By Mukundan Sivaraj · AIM Media House
Booking Holdings, Inc. reported a measurable gain from AI on its most recent earnings call . The company said customer-service cost per booking fell about 10 percent year over year, even as bookings rose roughly 10 percent.
CFO Ewout Steenbergen attributed the decline to generative AI tools deployed in support operations. He said the result was visible in the company’s operating expense line and contributed to improved margins. The disclosure comes as large language models are increasingly used for travel planning and research.
In an interview published a day before the earnings call by McKinsey & Company, CEO Glenn Fogel acknowledged the risk that transactions could eventually occur within LLM ecosystems rather than on Booking’s own platforms. “There’s certainly always a risk,” he said.

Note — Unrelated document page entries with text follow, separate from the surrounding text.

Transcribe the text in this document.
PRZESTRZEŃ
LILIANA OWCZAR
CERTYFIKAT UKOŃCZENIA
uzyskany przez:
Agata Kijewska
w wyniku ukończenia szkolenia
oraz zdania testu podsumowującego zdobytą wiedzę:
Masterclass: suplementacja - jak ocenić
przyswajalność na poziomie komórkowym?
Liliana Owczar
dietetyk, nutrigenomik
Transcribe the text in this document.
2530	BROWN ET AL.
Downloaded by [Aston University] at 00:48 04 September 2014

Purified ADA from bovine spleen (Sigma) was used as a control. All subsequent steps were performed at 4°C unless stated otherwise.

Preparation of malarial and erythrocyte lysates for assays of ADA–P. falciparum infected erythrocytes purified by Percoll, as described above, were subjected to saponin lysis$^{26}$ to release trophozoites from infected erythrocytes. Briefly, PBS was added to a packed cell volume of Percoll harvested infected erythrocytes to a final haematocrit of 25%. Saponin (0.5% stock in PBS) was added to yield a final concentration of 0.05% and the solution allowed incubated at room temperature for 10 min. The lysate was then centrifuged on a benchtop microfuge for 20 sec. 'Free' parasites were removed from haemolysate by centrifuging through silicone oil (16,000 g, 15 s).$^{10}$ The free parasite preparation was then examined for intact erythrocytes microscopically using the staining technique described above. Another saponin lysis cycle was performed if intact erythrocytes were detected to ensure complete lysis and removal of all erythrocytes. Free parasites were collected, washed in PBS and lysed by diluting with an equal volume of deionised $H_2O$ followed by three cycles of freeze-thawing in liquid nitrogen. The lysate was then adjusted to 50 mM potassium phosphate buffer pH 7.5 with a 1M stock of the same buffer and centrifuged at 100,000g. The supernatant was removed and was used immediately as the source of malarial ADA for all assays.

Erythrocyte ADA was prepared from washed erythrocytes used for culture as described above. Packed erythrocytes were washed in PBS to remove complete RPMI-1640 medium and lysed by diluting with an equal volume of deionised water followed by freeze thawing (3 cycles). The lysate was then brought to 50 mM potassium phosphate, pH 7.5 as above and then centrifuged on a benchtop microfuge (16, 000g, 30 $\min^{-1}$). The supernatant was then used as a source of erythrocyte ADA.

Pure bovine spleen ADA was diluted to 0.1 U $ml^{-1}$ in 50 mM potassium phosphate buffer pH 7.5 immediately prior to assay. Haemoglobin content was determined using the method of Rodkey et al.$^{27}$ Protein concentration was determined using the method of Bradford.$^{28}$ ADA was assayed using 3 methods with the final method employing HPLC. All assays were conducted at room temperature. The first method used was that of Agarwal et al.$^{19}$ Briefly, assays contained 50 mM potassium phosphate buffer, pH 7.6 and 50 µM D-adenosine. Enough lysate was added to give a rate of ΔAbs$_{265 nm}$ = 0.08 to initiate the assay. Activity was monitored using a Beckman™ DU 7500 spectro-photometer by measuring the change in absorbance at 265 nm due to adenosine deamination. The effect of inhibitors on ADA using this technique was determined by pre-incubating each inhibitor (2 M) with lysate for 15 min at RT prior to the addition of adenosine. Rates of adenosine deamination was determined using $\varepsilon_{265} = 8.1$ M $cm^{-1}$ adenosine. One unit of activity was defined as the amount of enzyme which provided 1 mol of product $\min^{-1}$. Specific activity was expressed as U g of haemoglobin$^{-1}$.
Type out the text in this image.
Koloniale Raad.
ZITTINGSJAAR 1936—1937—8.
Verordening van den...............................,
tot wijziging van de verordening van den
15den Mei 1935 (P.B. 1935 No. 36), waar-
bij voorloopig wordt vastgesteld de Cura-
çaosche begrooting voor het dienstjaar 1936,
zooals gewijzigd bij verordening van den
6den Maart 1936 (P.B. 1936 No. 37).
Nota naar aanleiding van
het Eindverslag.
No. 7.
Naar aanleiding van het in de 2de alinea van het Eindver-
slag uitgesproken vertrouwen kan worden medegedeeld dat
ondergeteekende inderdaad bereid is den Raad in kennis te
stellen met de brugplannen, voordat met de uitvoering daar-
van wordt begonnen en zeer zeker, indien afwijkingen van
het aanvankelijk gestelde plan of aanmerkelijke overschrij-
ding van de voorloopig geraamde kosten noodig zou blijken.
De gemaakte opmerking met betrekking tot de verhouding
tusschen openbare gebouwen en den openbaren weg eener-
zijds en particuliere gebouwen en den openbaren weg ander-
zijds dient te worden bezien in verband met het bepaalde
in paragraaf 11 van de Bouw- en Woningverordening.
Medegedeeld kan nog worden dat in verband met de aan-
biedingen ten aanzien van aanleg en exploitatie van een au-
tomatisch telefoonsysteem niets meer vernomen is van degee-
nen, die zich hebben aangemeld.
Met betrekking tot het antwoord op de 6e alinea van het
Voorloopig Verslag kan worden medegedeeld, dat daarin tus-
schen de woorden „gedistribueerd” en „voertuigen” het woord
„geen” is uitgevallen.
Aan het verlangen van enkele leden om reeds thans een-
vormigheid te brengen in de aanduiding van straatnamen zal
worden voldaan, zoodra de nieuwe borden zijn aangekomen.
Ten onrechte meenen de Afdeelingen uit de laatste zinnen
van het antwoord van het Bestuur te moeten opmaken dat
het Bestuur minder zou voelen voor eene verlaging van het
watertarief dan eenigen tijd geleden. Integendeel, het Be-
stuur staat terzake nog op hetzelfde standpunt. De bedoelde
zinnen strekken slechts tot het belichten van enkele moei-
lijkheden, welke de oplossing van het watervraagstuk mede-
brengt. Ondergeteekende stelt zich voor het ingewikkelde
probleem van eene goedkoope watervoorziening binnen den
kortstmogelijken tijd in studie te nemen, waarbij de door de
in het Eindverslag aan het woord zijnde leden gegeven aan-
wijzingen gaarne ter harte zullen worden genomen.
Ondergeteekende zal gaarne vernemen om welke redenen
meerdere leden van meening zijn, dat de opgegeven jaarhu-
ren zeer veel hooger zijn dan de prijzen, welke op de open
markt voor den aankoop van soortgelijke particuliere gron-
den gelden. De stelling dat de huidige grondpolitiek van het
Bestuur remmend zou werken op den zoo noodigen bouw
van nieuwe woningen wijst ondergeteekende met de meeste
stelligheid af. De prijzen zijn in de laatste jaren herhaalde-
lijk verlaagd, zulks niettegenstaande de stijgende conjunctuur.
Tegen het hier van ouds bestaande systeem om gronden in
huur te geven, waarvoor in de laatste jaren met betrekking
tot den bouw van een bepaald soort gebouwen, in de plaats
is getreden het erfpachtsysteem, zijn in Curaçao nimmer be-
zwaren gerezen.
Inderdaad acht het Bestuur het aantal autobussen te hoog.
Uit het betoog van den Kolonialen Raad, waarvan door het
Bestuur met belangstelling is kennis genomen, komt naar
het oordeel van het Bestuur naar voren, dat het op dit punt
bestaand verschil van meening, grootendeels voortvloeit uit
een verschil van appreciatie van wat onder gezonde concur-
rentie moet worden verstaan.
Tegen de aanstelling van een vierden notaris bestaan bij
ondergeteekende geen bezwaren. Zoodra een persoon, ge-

Booking has shown AI can improve its cost structure. The harder question is whether it can also protect its position in distribution. Where AI Gets Measurable On the call, Steenbergen said customer-service costs declined on a per-booking basis by roughly 10 percent year over year.
He linked that improvement to generative AI deployed in support functions. Management also pointed to margin expansion supported by technology-driven efficiencies, particularly in customer service. This use of AI is operational.
It focuses on handling inquiries, resolving issues faster, and reducing manual intervention. The impact appears in operating expenses rather than in new product features. Scale magnifies the effect. Booking processes hundreds of billions of dollars in travel annually.
In 2024, it reported $166 billion in gross bookings and more than $8 billion in adjusted earnings. Competitors have discussed AI in customer support and trip planning. Expedia Group, Inc. has highlighted automation and conversational tools, including generative AI integrations. Airbnb, Inc.
has described AI-assisted search and support improvements in product updates and earnings commentary.